Claro que no todos los adolescentes tienen un cuarto donde encerrarse. Hay quienes ni siquiera tienen una habitación propia. Hay quienes crecen en la precariedad, el hacinamiento, la intemperie simbólica y real. Y también están los que, en vez de aislarse frente a una pantalla, se aíslan captados por economías delictivas que se aprovechan de su orfandad estructural.
Para algunos, el encierro puede llevar a la planificación de un crimen, como vimos en todos los episodios relacionados a lo escolar, y para otros, es el crimen organizado que los convierte en victimarios porque no tienen salida. No todos los peligros están en Internet, pero ambos comparten un lenguaje en común, la violencia de un mundo que no los ve.
La pregunta no es si hay que prohibir los videojuegos violentos, tirar los celulares o bajar la edad de imputabilidad. Esas respuestas, además de simplistas, ya demostraron su fracaso. Vivimos en una nueva realidad híbrida, donde lo virtual y lo presencial se entrelazan todo el tiempo.

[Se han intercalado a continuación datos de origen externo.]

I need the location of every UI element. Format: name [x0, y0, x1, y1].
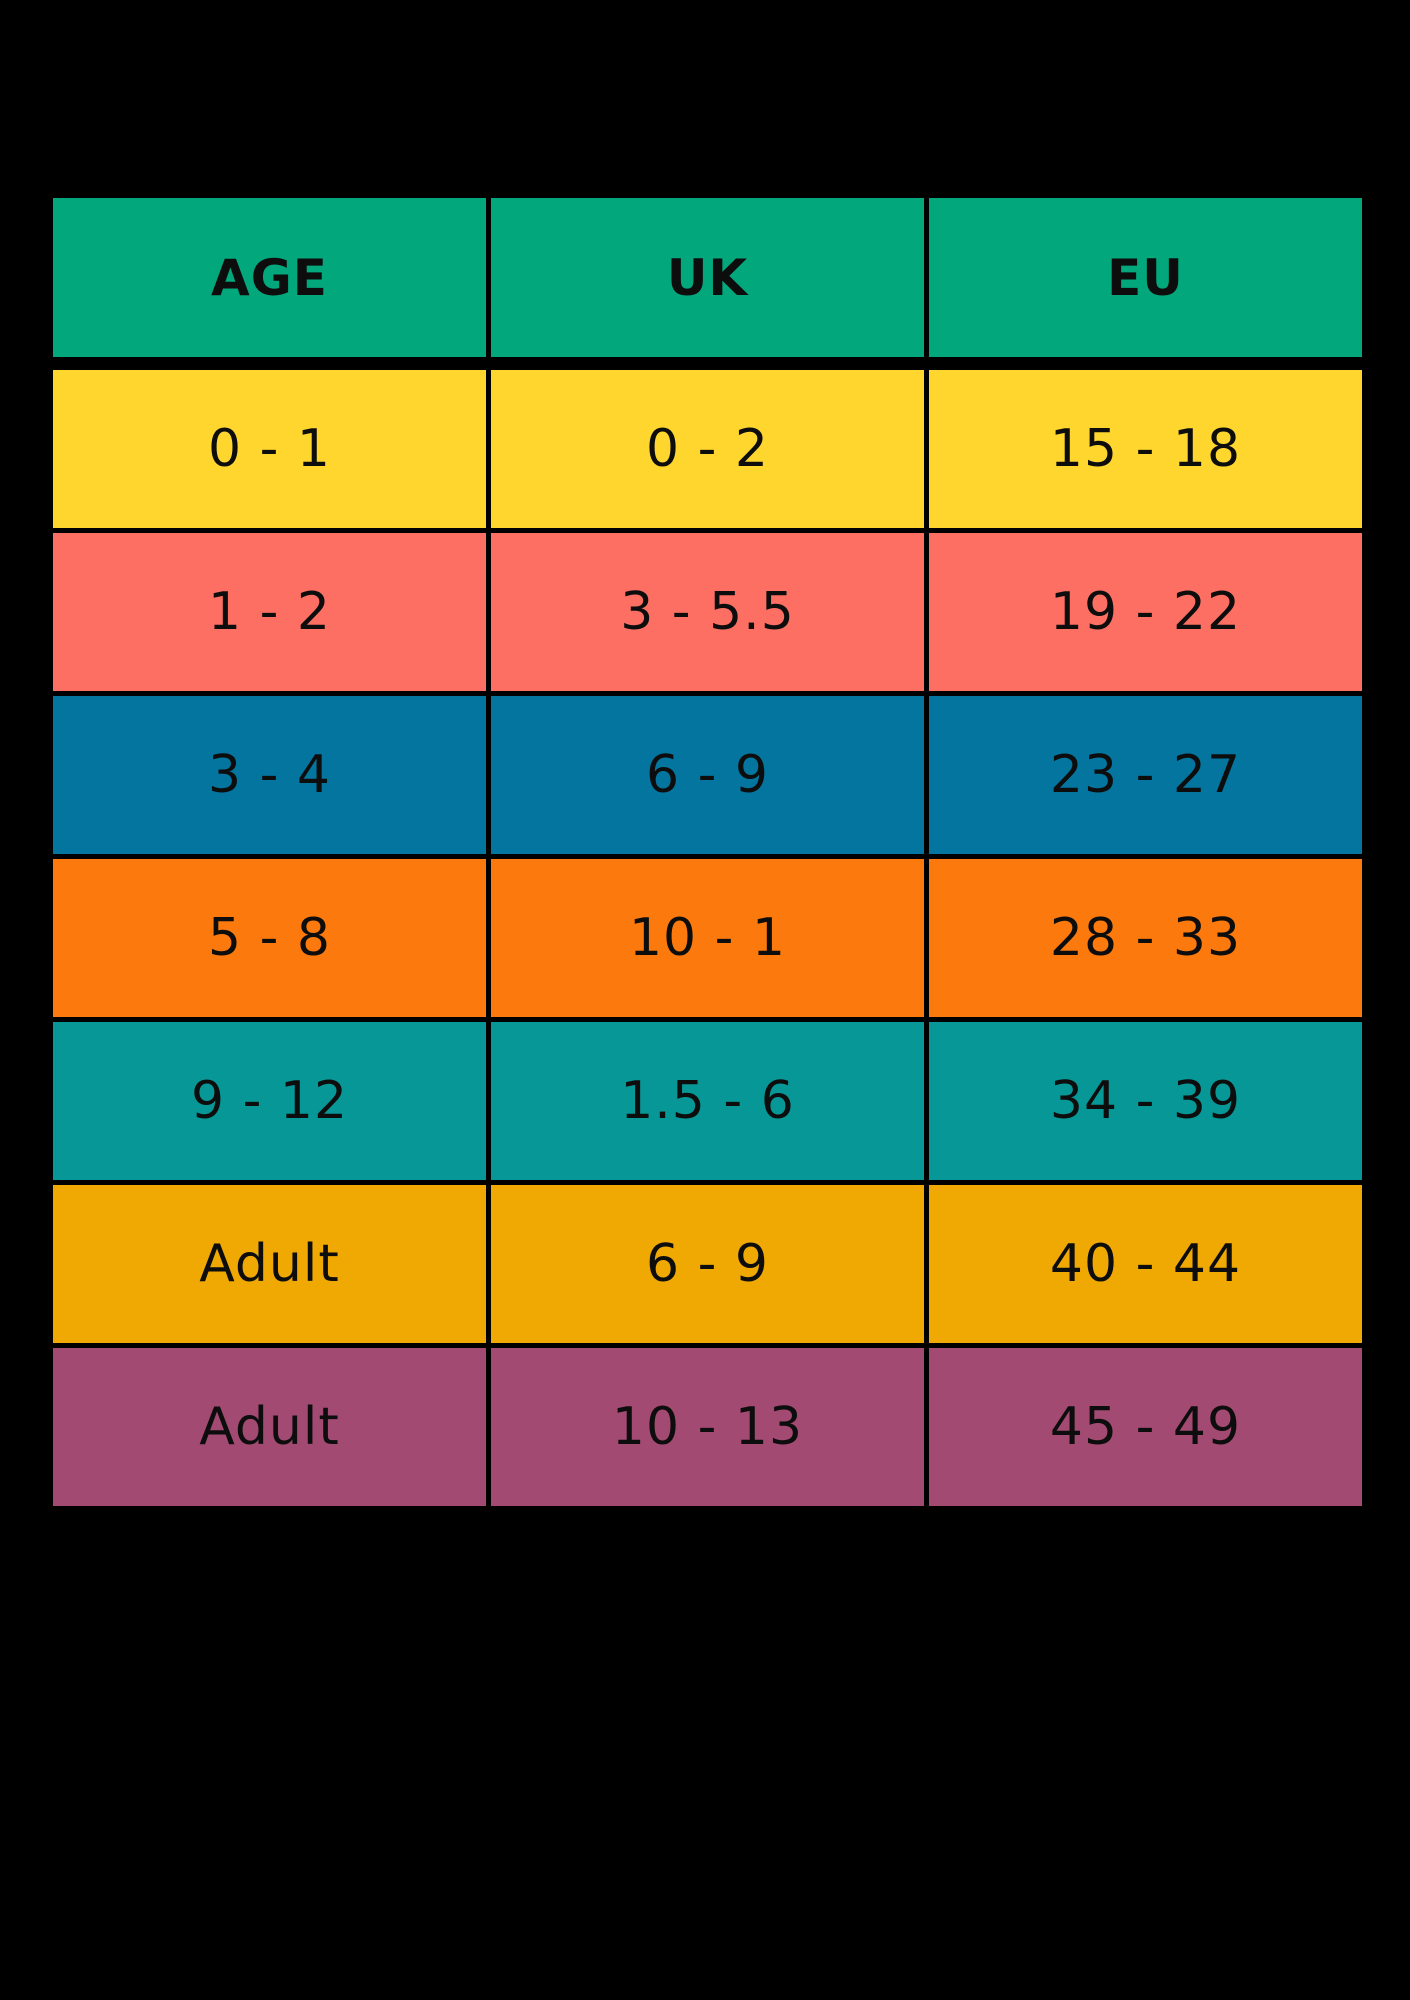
table-cell: Adult: [53, 1185, 486, 1343]
table-cell: 1.5 - 6: [491, 1022, 924, 1180]
table-cell: 34 - 39: [929, 1022, 1362, 1180]
size-table: AGE UK EU 0 - 1 0 - 2 15 - 18 1 - 2 3 - …: [53, 198, 1362, 1506]
table-cell: 10 - 1: [491, 859, 924, 1017]
table-cell: 45 - 49: [929, 1348, 1362, 1506]
table-cell: 9 - 12: [53, 1022, 486, 1180]
table-cell: Adult: [53, 1348, 486, 1506]
table-header: AGE UK EU: [53, 198, 1362, 357]
header-cell: EU: [929, 198, 1362, 357]
table-cell: 0 - 2: [491, 370, 924, 528]
header-cell: UK: [491, 198, 924, 357]
table-cell: 0 - 1: [53, 370, 486, 528]
table-body: 0 - 1 0 - 2 15 - 18 1 - 2 3 - 5.5 19 - 2…: [53, 370, 1362, 1506]
header-cell: AGE: [53, 198, 486, 357]
table-cell: 5 - 8: [53, 859, 486, 1017]
table-cell: 15 - 18: [929, 370, 1362, 528]
table-cell: 6 - 9: [491, 696, 924, 854]
table-cell: 28 - 33: [929, 859, 1362, 1017]
table-cell: 19 - 22: [929, 533, 1362, 691]
table-cell: 40 - 44: [929, 1185, 1362, 1343]
table-cell: 3 - 4: [53, 696, 486, 854]
table-cell: 23 - 27: [929, 696, 1362, 854]
table-cell: 10 - 13: [491, 1348, 924, 1506]
table-cell: 3 - 5.5: [491, 533, 924, 691]
table-cell: 1 - 2: [53, 533, 486, 691]
table-cell: 6 - 9: [491, 1185, 924, 1343]
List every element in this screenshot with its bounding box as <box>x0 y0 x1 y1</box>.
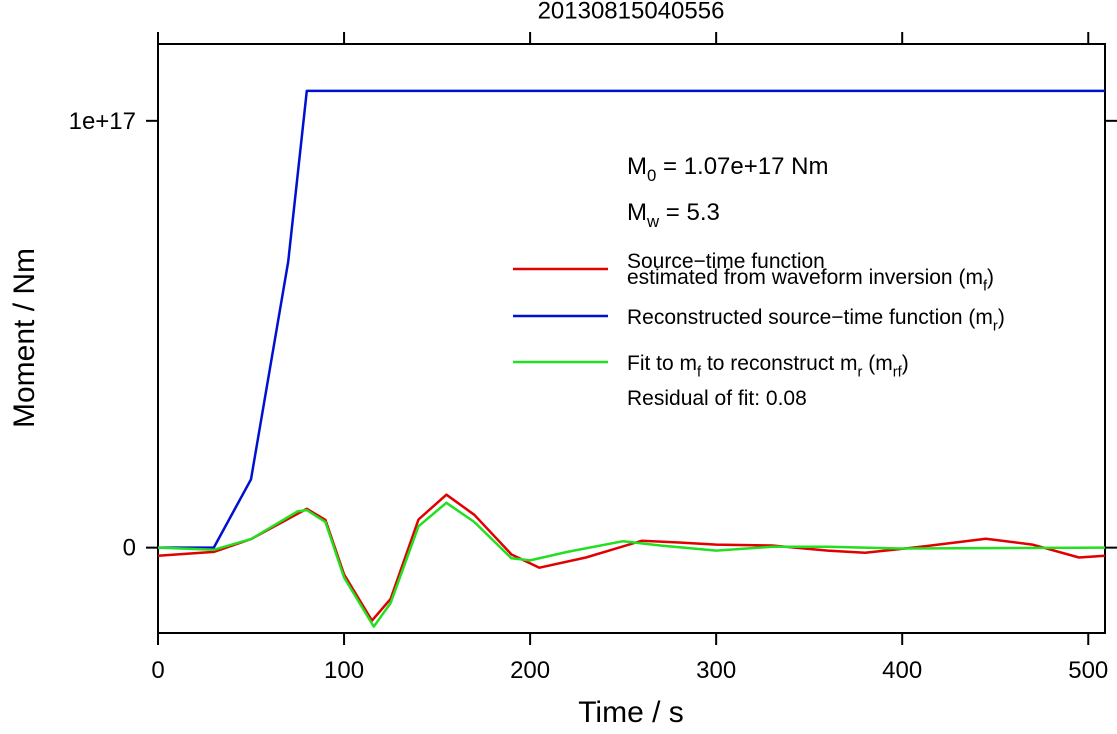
legend-label-part: Fit to m <box>627 352 697 375</box>
legend-label-part: Reconstructed source−time function (m <box>627 306 993 329</box>
series-line <box>158 493 1105 622</box>
legend-label: Reconstructed source−time function (mr) <box>627 306 1005 334</box>
x-tick-label: 100 <box>324 657 364 684</box>
series-line <box>158 501 1105 628</box>
annotation: M0 = 1.07e+17 Nm <box>627 153 828 185</box>
legend-label: Source−time function <box>627 250 825 273</box>
legend-label-part: f <box>983 278 988 294</box>
chart-title: 20130815040556 <box>538 0 725 24</box>
annotation-part: = 5.3 <box>659 199 720 226</box>
x-tick-label: 200 <box>510 657 550 684</box>
legend-label-part: r <box>993 318 998 334</box>
x-tick-label: 400 <box>882 657 922 684</box>
plot-frame <box>157 43 1106 634</box>
annotation-part: M <box>627 153 647 180</box>
x-tick-label: 0 <box>151 657 164 684</box>
series-line <box>158 89 1105 549</box>
y-tick-label: 1e+17 <box>69 108 136 135</box>
annotation-part: = 1.07e+17 Nm <box>656 153 828 180</box>
x-axis-label: Time / s <box>578 696 684 729</box>
legend-label: estimated from waveform inversion (mf) <box>627 266 994 294</box>
annotation: Mw = 5.3 <box>627 199 720 231</box>
annotation-part: M <box>627 199 647 226</box>
legend-label-part: to reconstruct m <box>701 352 857 375</box>
annotation-part: 0 <box>647 166 656 185</box>
legend-label-part: ) <box>902 352 909 375</box>
legend-label-part: rf <box>893 364 903 380</box>
legend-label-part: ) <box>998 306 1005 329</box>
annotation-part: Residual of fit: 0.08 <box>627 387 807 410</box>
annotation: Residual of fit: 0.08 <box>627 387 807 410</box>
legend-label-part: estimated from waveform inversion (m <box>627 266 983 289</box>
annotation-part: w <box>646 212 660 231</box>
y-tick-label: 0 <box>123 535 136 562</box>
legend-label: Fit to mf to reconstruct mr (mrf) <box>627 352 909 380</box>
y-axis-label: Moment / Nm <box>8 248 41 428</box>
x-tick-label: 300 <box>696 657 736 684</box>
legend-label-part: Source−time function <box>627 250 825 273</box>
legend-label-part: r <box>858 364 863 380</box>
legend-label-part: f <box>697 364 702 380</box>
legend-label-part: ) <box>987 266 994 289</box>
legend-label-part: (m <box>862 352 892 375</box>
x-tick-label: 500 <box>1068 657 1108 684</box>
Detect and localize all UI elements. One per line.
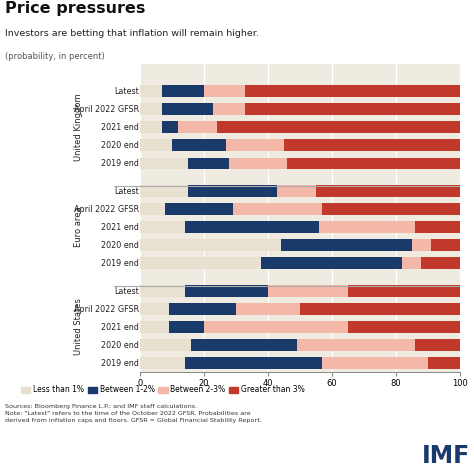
Legend: Less than 1%, Between 1-2%, Between 2-3%, Greater than 3%: Less than 1%, Between 1-2%, Between 2-3%… bbox=[18, 383, 308, 397]
Text: Euro area: Euro area bbox=[74, 207, 83, 247]
Bar bbox=[322, 357, 428, 369]
Bar bbox=[421, 257, 460, 269]
Bar bbox=[284, 139, 460, 151]
Bar bbox=[217, 121, 460, 133]
Text: 2021 end: 2021 end bbox=[101, 322, 139, 331]
Text: 2020 end: 2020 end bbox=[101, 241, 139, 250]
Bar bbox=[162, 121, 178, 133]
Text: Latest: Latest bbox=[115, 286, 139, 295]
Text: Latest: Latest bbox=[115, 186, 139, 195]
Bar bbox=[184, 357, 322, 369]
Bar bbox=[226, 139, 284, 151]
Bar bbox=[140, 239, 281, 251]
Bar bbox=[281, 239, 412, 251]
Bar bbox=[268, 285, 348, 297]
Bar bbox=[184, 221, 319, 233]
Text: 2021 end: 2021 end bbox=[101, 123, 139, 132]
Bar bbox=[297, 339, 415, 351]
Text: 2019 end: 2019 end bbox=[101, 359, 139, 367]
Text: April 2022 GFSR: April 2022 GFSR bbox=[74, 304, 139, 313]
Bar bbox=[287, 157, 460, 169]
Bar bbox=[140, 357, 184, 369]
Text: 2020 end: 2020 end bbox=[101, 141, 139, 150]
Bar bbox=[162, 103, 213, 115]
Text: April 2022 GFSR: April 2022 GFSR bbox=[74, 105, 139, 114]
Bar bbox=[140, 321, 169, 333]
Bar bbox=[319, 221, 415, 233]
Bar bbox=[300, 303, 460, 315]
Text: April 2022 GFSR: April 2022 GFSR bbox=[74, 205, 139, 213]
Text: Investors are betting that inflation will remain higher.: Investors are betting that inflation wil… bbox=[5, 29, 259, 38]
Text: Price pressures: Price pressures bbox=[5, 1, 145, 16]
Text: 2021 end: 2021 end bbox=[101, 223, 139, 231]
Text: United Kingdom: United Kingdom bbox=[74, 93, 83, 161]
Bar bbox=[246, 85, 460, 97]
Text: Sources: Bloomberg Finance L.P.; and IMF staff calculations.
Note: "Latest" refe: Sources: Bloomberg Finance L.P.; and IMF… bbox=[5, 404, 262, 423]
Bar bbox=[348, 321, 460, 333]
Bar bbox=[229, 157, 287, 169]
Bar bbox=[188, 185, 277, 197]
Bar bbox=[348, 285, 460, 297]
Text: 2020 end: 2020 end bbox=[101, 340, 139, 349]
Bar bbox=[140, 85, 162, 97]
Bar bbox=[178, 121, 217, 133]
Bar bbox=[415, 221, 460, 233]
Bar bbox=[172, 139, 226, 151]
Bar bbox=[140, 203, 165, 215]
Bar bbox=[236, 303, 300, 315]
Bar bbox=[165, 203, 233, 215]
Bar bbox=[428, 357, 460, 369]
Bar bbox=[140, 339, 191, 351]
Text: United States: United States bbox=[74, 299, 83, 356]
Bar bbox=[188, 157, 229, 169]
Bar bbox=[162, 85, 204, 97]
Bar bbox=[140, 285, 184, 297]
Bar bbox=[184, 285, 268, 297]
Bar bbox=[191, 339, 297, 351]
Bar bbox=[140, 221, 184, 233]
Bar bbox=[431, 239, 460, 251]
Bar bbox=[140, 121, 162, 133]
Text: 2019 end: 2019 end bbox=[101, 159, 139, 168]
Bar bbox=[169, 321, 204, 333]
Bar bbox=[140, 157, 188, 169]
Bar bbox=[140, 185, 188, 197]
Bar bbox=[402, 257, 421, 269]
Bar bbox=[277, 185, 316, 197]
Text: Latest: Latest bbox=[115, 87, 139, 96]
Text: 2019 end: 2019 end bbox=[101, 259, 139, 268]
Bar bbox=[140, 257, 262, 269]
Bar bbox=[316, 185, 460, 197]
Bar bbox=[140, 303, 169, 315]
Bar bbox=[140, 139, 172, 151]
Text: (probability, in percent): (probability, in percent) bbox=[5, 53, 104, 62]
Bar bbox=[204, 85, 246, 97]
Bar bbox=[169, 303, 236, 315]
Bar bbox=[322, 203, 460, 215]
Bar bbox=[415, 339, 460, 351]
Bar bbox=[213, 103, 246, 115]
Bar bbox=[412, 239, 431, 251]
Bar bbox=[204, 321, 348, 333]
Text: IMF: IMF bbox=[422, 444, 470, 467]
Bar bbox=[233, 203, 322, 215]
Bar bbox=[140, 103, 162, 115]
Bar bbox=[246, 103, 460, 115]
Bar bbox=[262, 257, 402, 269]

No se trata de apagar pantallas, sino de aprender a habitar este nuevo escenario con presencia, palabra y vínculo. Insistir con recetas punitivas solo trajo más soledad, más encierros —reales y simbólicos—, más dolor sin nombre, más sufrimiento disfrazado de delito.
Algunos adolescentes se aíslan tras una pantalla, otros quedan al margen de la ley. Y como vimos, ese margen no distingue clases sociales. Esta vez, los delitos cometidos o planificados no vinieron de un solo lugar. El malestar adolescente atraviesa a todos. La violencia, el vacío, la desesperación no eligen sector social. Y todos —todos— necesitan lo mismo: una comunidad que los mire, una familia que los escuche, instituciones que los sostengan.
Porque cuidar la salud mental de los adolescentes no es un lujo: es un derecho. Y en estos tiempos, es urgente.
* Sonia Almada: es Lic. en Psicología de la Universidad de Buenos Aires. Magíster Internacional en Derechos Humanos para la mujer y el niño, violencia de género e intrafamiliar (UNESCO). Se especializó en infancias y juventudes en Latinoamérica (CLACSO). Fundó en 2003 la asociación civil Aralma que impulsa acciones para la erradicación de todo tipo de violencias hacia infancias y juventudes y familias. Es autora de tres libros: La niña deshilachada, Me gusta como soy y La niña del campanario.